Tell me if I’m wrong, Pelini told players, but the environment at Nebraska wore on you as the past several seasons progressed. It gets harder and harder and harder.

“It is a b—- here. It is hard enough when you have the negativity that comes from the media and the negativity from a lot of former players, this talk show and that talk show, you win and it ain’t good enough. It’s not good enough how you won. There is a lot of things that go on there and if you don’t have a grown man staying in front of the thing and getting everybody, rallying, I can do all I want, but they’re b—-ing at me, too….

“It was never more evident than the Wisconsin game. I thought you guys were more mentally beat in that game than we got physically beat. It’s a culmination of the negativity. I understand, you guys are human. That is why I was constantly talking to you guys about it.

“In the last game, you guys just said f— it, let’s go play. Despite all the injuries and everything else we had dealt with, you guys at least played free. That is my advice to you guys that come back. You can’t let this place eat you up, because if you let it, it will eat you up.

“I have been at LSU, I have been at Oklahoma, I have been to these other places. The scrutiny, the negativity, it ain’t like that everywhere. But it is what it is and you gotta be strong as hell and you gotta stick together to deal with it. You have to. Because it’s real, I know it’s out there. I’ve seen it.”

Football is not a job, Pelini said, and these years are supposed to be the best of your lives.

“If any of you guys have on your mind, hey, should I go or should I stay? At the end of the day, you gotta sit there and think, ‘This is how many years I got left. These ought to be the best of my life. And if I don’t think it’s going to be this way this place, then you shouldn’t stay. But if you feel like, hey, this is the place for me, this is the place I’m going to enjoy my career, then you should stay. That’s what it should come down to.”

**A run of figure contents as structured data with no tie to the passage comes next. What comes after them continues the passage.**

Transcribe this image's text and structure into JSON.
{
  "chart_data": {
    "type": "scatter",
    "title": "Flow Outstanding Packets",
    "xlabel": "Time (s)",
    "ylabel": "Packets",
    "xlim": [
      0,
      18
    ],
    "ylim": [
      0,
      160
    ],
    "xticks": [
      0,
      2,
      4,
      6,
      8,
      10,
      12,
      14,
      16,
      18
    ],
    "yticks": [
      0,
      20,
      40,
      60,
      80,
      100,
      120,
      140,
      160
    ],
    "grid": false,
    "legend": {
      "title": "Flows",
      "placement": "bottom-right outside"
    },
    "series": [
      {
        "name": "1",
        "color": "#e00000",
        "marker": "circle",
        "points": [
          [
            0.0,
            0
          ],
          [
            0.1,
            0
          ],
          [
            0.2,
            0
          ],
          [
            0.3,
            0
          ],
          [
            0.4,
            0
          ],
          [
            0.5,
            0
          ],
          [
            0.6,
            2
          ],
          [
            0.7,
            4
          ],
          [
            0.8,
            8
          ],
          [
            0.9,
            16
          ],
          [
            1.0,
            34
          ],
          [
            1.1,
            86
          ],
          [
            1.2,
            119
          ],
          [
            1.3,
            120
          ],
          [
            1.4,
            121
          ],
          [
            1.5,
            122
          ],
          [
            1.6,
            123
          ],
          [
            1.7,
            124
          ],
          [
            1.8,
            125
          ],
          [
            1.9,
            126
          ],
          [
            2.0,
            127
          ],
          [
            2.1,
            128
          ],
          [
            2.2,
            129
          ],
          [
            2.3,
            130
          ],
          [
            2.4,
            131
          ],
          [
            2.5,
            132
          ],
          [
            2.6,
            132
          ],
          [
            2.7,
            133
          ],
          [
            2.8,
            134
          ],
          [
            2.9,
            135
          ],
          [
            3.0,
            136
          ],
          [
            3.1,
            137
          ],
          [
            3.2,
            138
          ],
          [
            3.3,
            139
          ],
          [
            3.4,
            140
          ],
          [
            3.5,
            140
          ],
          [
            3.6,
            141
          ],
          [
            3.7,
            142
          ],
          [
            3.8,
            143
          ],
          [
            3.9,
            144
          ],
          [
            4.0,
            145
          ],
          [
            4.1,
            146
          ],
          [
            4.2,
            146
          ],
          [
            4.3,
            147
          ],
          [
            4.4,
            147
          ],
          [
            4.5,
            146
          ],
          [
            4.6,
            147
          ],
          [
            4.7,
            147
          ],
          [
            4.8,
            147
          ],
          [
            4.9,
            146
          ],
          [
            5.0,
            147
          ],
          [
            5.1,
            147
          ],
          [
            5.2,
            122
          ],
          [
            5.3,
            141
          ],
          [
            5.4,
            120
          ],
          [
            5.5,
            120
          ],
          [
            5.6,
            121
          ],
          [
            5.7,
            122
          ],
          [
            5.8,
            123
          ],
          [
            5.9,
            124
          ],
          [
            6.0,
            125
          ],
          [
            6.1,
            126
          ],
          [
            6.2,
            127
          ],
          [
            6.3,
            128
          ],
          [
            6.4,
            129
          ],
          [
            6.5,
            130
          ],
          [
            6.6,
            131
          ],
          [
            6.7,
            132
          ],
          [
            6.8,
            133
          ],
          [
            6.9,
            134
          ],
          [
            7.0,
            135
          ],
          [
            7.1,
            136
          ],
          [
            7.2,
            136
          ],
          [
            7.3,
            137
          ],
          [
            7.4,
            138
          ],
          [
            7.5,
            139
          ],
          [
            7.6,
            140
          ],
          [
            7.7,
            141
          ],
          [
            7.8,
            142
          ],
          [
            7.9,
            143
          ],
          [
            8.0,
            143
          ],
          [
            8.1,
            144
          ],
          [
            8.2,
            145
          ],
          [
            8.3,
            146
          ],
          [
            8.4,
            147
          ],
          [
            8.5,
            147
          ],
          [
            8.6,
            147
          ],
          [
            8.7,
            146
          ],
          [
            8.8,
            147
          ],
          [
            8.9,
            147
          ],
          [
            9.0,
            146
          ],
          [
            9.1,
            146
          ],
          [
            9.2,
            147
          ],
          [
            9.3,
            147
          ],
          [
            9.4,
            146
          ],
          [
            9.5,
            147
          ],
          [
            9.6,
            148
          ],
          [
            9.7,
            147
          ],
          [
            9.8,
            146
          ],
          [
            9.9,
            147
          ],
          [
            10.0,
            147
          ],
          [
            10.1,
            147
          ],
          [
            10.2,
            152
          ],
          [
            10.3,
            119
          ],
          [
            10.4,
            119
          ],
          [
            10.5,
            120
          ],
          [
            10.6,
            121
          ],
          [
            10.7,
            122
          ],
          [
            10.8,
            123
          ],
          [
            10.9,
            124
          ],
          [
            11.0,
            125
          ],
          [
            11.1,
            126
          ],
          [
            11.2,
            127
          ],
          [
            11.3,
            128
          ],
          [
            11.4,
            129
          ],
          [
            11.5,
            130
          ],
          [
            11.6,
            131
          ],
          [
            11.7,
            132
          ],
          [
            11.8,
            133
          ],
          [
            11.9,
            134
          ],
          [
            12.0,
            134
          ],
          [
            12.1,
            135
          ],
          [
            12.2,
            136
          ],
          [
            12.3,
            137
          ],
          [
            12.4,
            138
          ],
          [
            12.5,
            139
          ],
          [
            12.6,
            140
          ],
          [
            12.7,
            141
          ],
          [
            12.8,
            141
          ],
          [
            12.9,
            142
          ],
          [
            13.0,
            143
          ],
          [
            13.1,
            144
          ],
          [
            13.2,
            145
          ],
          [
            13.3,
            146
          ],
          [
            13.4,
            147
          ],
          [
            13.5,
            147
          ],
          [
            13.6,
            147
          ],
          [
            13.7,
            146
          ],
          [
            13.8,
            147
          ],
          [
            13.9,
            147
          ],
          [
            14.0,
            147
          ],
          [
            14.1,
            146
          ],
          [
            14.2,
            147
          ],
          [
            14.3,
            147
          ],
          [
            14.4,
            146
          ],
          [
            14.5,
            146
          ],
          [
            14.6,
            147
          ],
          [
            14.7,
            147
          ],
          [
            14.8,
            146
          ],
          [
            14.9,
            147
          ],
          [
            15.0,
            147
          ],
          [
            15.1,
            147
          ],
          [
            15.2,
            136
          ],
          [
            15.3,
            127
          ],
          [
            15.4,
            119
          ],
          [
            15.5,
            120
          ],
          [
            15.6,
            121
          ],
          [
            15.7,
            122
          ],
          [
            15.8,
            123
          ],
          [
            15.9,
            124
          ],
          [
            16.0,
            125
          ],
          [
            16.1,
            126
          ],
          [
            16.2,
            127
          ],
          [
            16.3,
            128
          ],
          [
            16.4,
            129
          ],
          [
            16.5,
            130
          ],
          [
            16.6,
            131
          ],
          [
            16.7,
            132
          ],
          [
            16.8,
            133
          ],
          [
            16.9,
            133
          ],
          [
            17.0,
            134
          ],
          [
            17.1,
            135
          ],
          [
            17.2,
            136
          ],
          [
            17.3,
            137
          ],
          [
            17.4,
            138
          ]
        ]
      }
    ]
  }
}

The audio tape concludes with Pelini restating his support for the players. You’re always free to call or text me, he said. I’ll be there for you.

“Appreciate you fellas, OK? Appreciate you guys coming out and love you, OK? Thanks, fellas. Appreciate it.”





Yes I realize that excerpt is really long and I usually try to take them down as much as possible, but honestly I couldn’t cut any of that out.  Each quote is gold.  From the insults to the heartfelt stuff.  Seriously read the whole thing, it’s awesome.  A rare look inside the mind of a college football coach, many of whom are always so secretive and PC.  A guy who gave his heart and soul to Nebraska and got fucked over in the end by a pussy cunt AD.  His words not mine.  Oh excuse me, I misquoted…a “total” cunt and a “total” pussy.  Much better.


Hope Bo absolutely kills it at Youngstown State.